3 thoughts on “Hanging Around Used Book Stores [by M.G. Stephens]

  1. Thanks for this interesting discourse on bookstores, very informative. And thanks for introducing me to Anania, I am a big fan of Olson (I am reminded of Ahania, that abstract character in Blake’s imaginative cosmos, since I am studying Blake at the moment). Unfortunately, I am in a place that has a paucity of bookstores and so I have to rely on the university’s central library to fulfill my need to read poetry. It is a fantastic library because it needs a competent shelf reader to put it in order, not to mention a book bindery, and I have come upon at least one very interesting mis-shelved book, rather mis-cataloged. I was in the geography section when lo and behold, up on the shelf, I found Miller’s Tropic of Cancer. No lie!

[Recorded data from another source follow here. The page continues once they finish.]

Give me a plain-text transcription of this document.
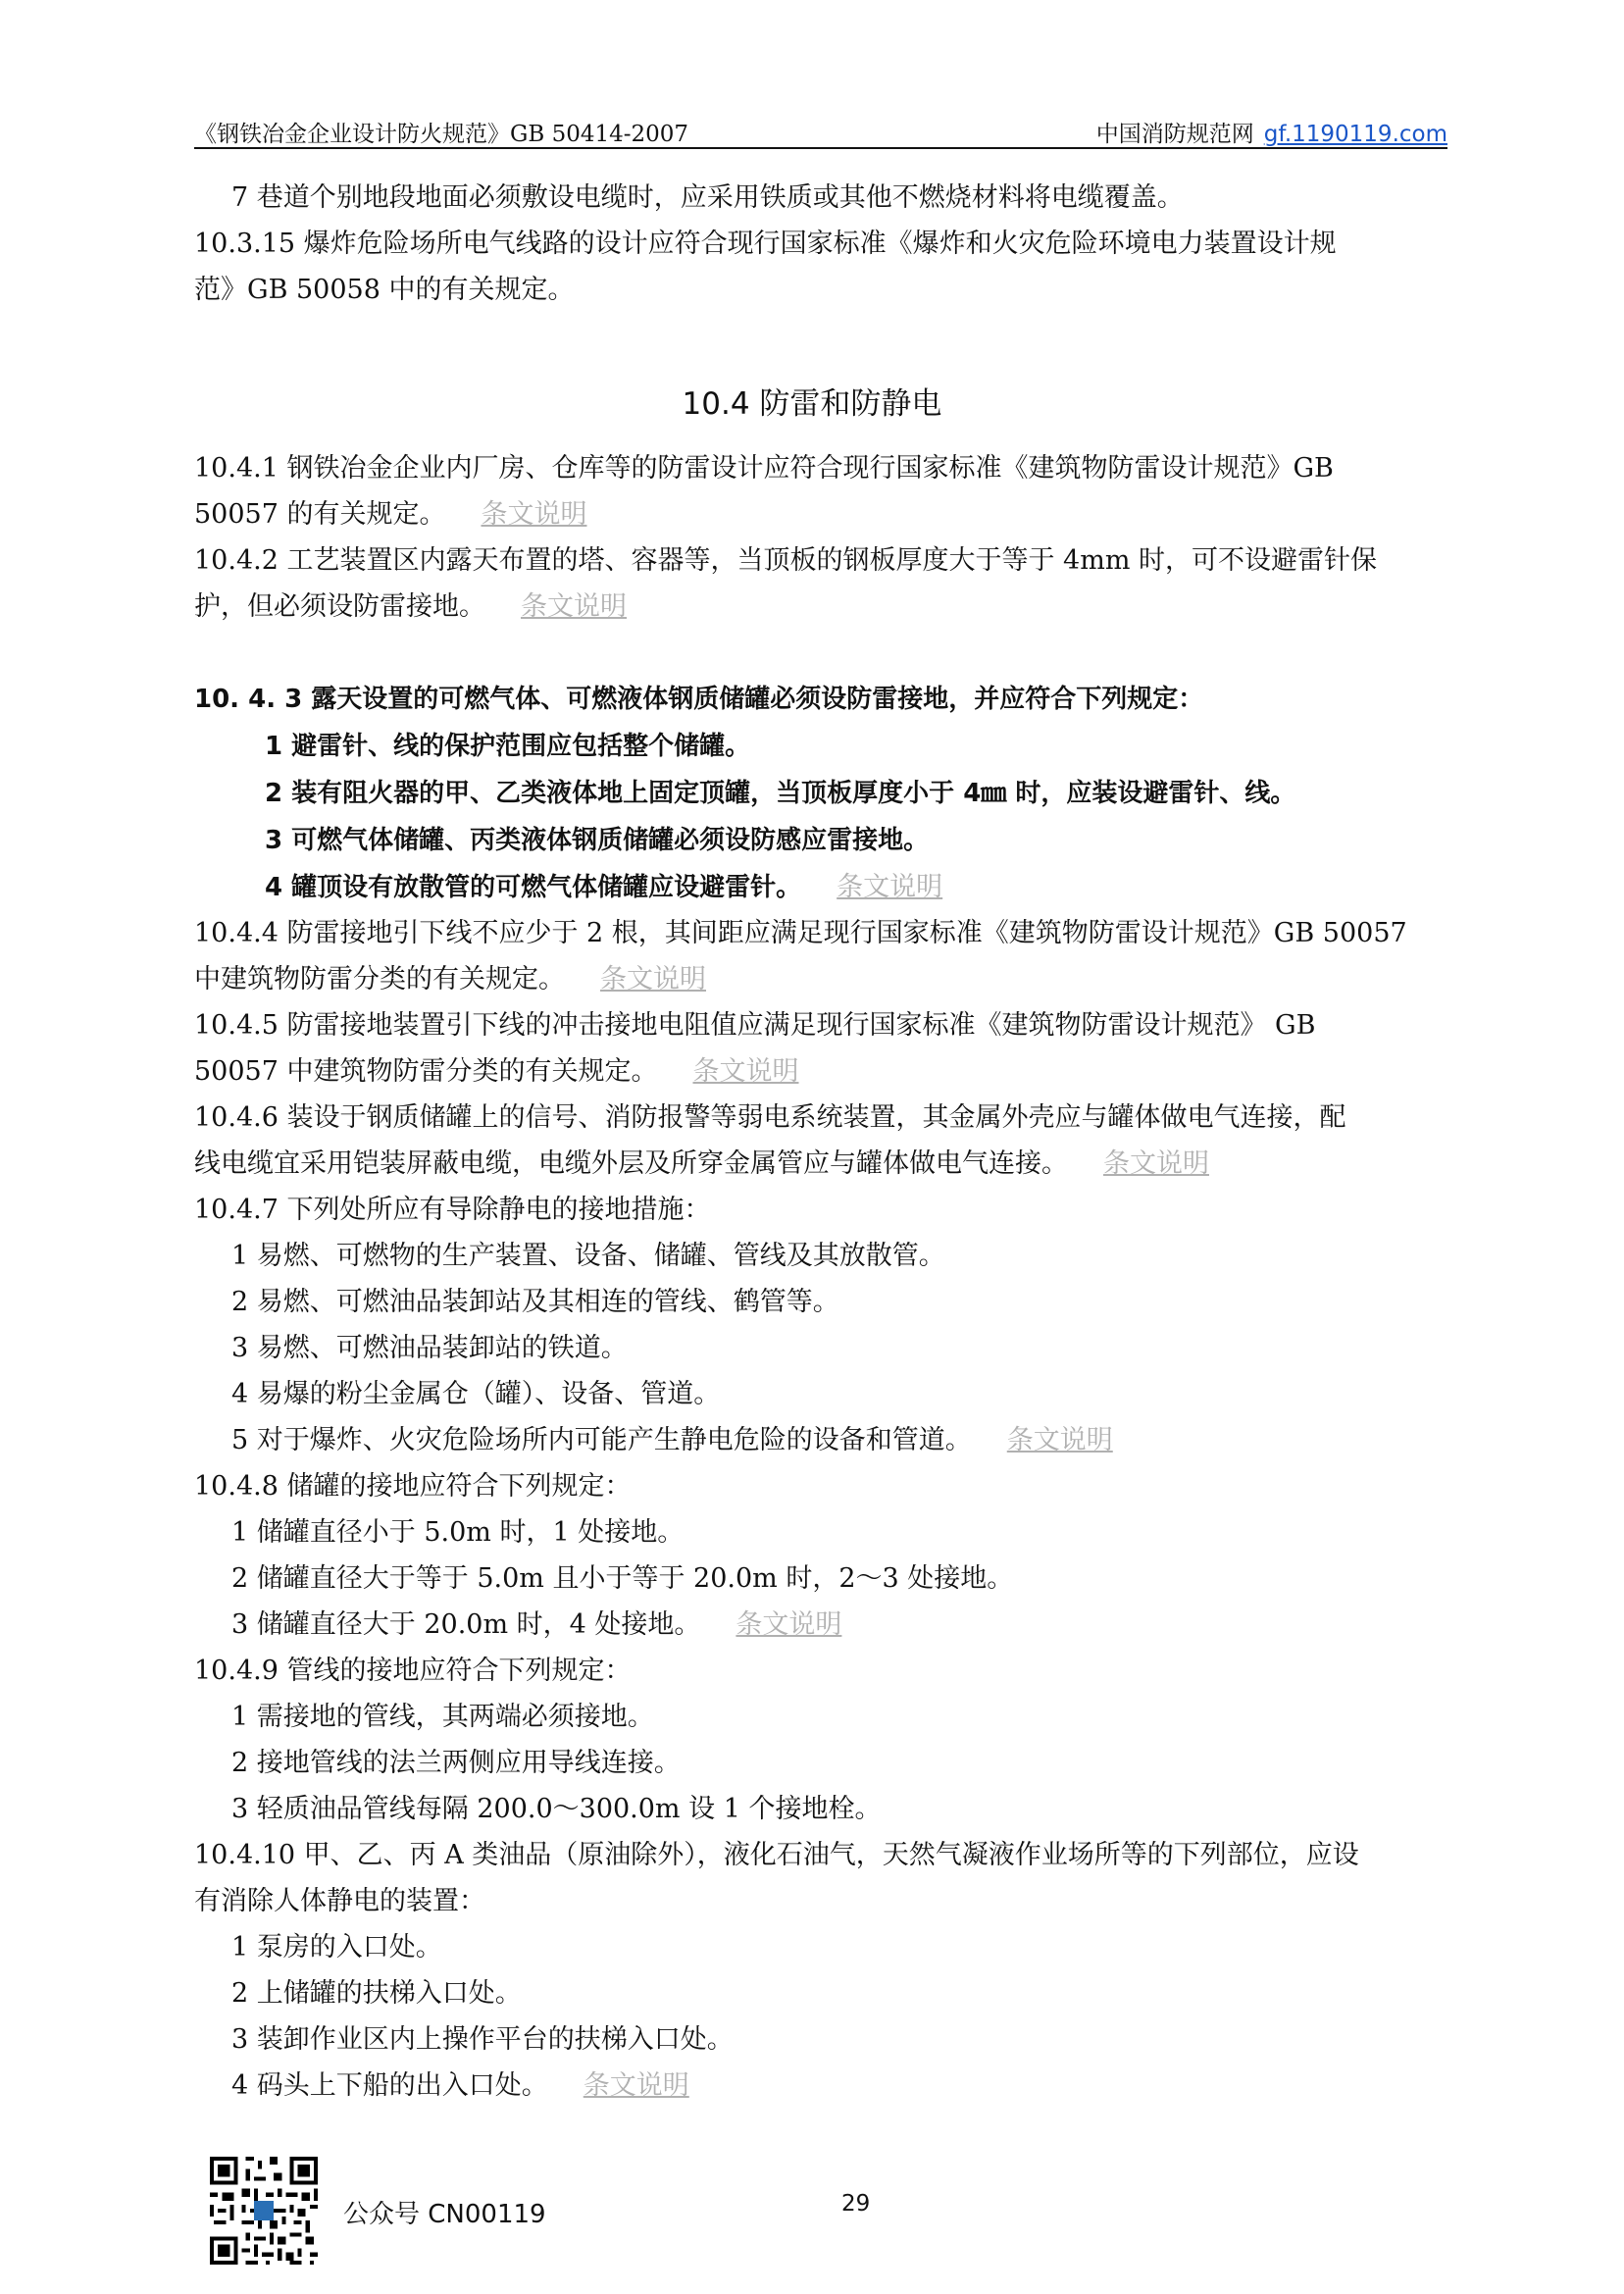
《钢铁冶金企业设计防火规范》GB 50414-2007	中国消防规范网 gf.1190119.com
7 巷道个别地段地面必须敷设电缆时，应采用铁质或其他不燃烧材料将电缆覆盖。
10.3.15 爆炸危险场所电气线路的设计应符合现行国家标准《爆炸和火灾危险环境电力装置设计规
范》GB 50058 中的有关规定。
10.4 防雷和防静电
10.4.1 钢铁冶金企业内厂房、仓库等的防雷设计应符合现行国家标准《建筑物防雷设计规范》GB
50057 的有关规定。 条文说明
10.4.2 工艺装置区内露天布置的塔、容器等，当顶板的钢板厚度大于等于 4mm 时，可不设避雷针保
护，但必须设防雷接地。 条文说明
10. 4. 3 露天设置的可燃气体、可燃液体钢质储罐必须设防雷接地，并应符合下列规定：
1 避雷针、线的保护范围应包括整个储罐。
2 装有阻火器的甲、乙类液体地上固定顶罐，当顶板厚度小于 4㎜ 时，应装设避雷针、线。
3 可燃气体储罐、丙类液体钢质储罐必须设防感应雷接地。
4 罐顶设有放散管的可燃气体储罐应设避雷针。 条文说明
10.4.4 防雷接地引下线不应少于 2 根，其间距应满足现行国家标准《建筑物防雷设计规范》GB 50057
中建筑物防雷分类的有关规定。 条文说明
10.4.5 防雷接地装置引下线的冲击接地电阻值应满足现行国家标准《建筑物防雷设计规范》 GB
50057 中建筑物防雷分类的有关规定。 条文说明
10.4.6 装设于钢质储罐上的信号、消防报警等弱电系统装置，其金属外壳应与罐体做电气连接，配
线电缆宜采用铠装屏蔽电缆，电缆外层及所穿金属管应与罐体做电气连接。 条文说明
10.4.7 下列处所应有导除静电的接地措施：
1 易燃、可燃物的生产装置、设备、储罐、管线及其放散管。
2 易燃、可燃油品装卸站及其相连的管线、鹤管等。
3 易燃、可燃油品装卸站的铁道。
4 易爆的粉尘金属仓（罐）、设备、管道。
5 对于爆炸、火灾危险场所内可能产生静电危险的设备和管道。 条文说明
10.4.8 储罐的接地应符合下列规定：
1 储罐直径小于 5.0m 时，1 处接地。
2 储罐直径大于等于 5.0m 且小于等于 20.0m 时，2～3 处接地。
3 储罐直径大于 20.0m 时，4 处接地。 条文说明
10.4.9 管线的接地应符合下列规定：
1 需接地的管线，其两端必须接地。
2 接地管线的法兰两侧应用导线连接。
3 轻质油品管线每隔 200.0～300.0m 设 1 个接地栓。
10.4.10 甲、乙、丙 A 类油品（原油除外），液化石油气，天然气凝液作业场所等的下列部位，应设
有消除人体静电的装置：
1 泵房的入口处。
2 上储罐的扶梯入口处。
3 装卸作业区内上操作平台的扶梯入口处。
4 码头上下船的出入口处。 条文说明
公众号 CN00119	29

  2. Guy Davenport’s Geography of the Imagination you mentioned. One of the most interesting facts I remember from it is it that the last names Tolkien gave the Hobbits he got from family names in West Virginia! Like Baggins.

  3. “the tilted, broken walks,

    cracked by the roots of elms”
    That is a brilliant image. Very accurate, I can see it in my mind, from my childhood days in Columbus, Ohio where the elm trees still vaunted the skies before the Dutch Elm disease got them.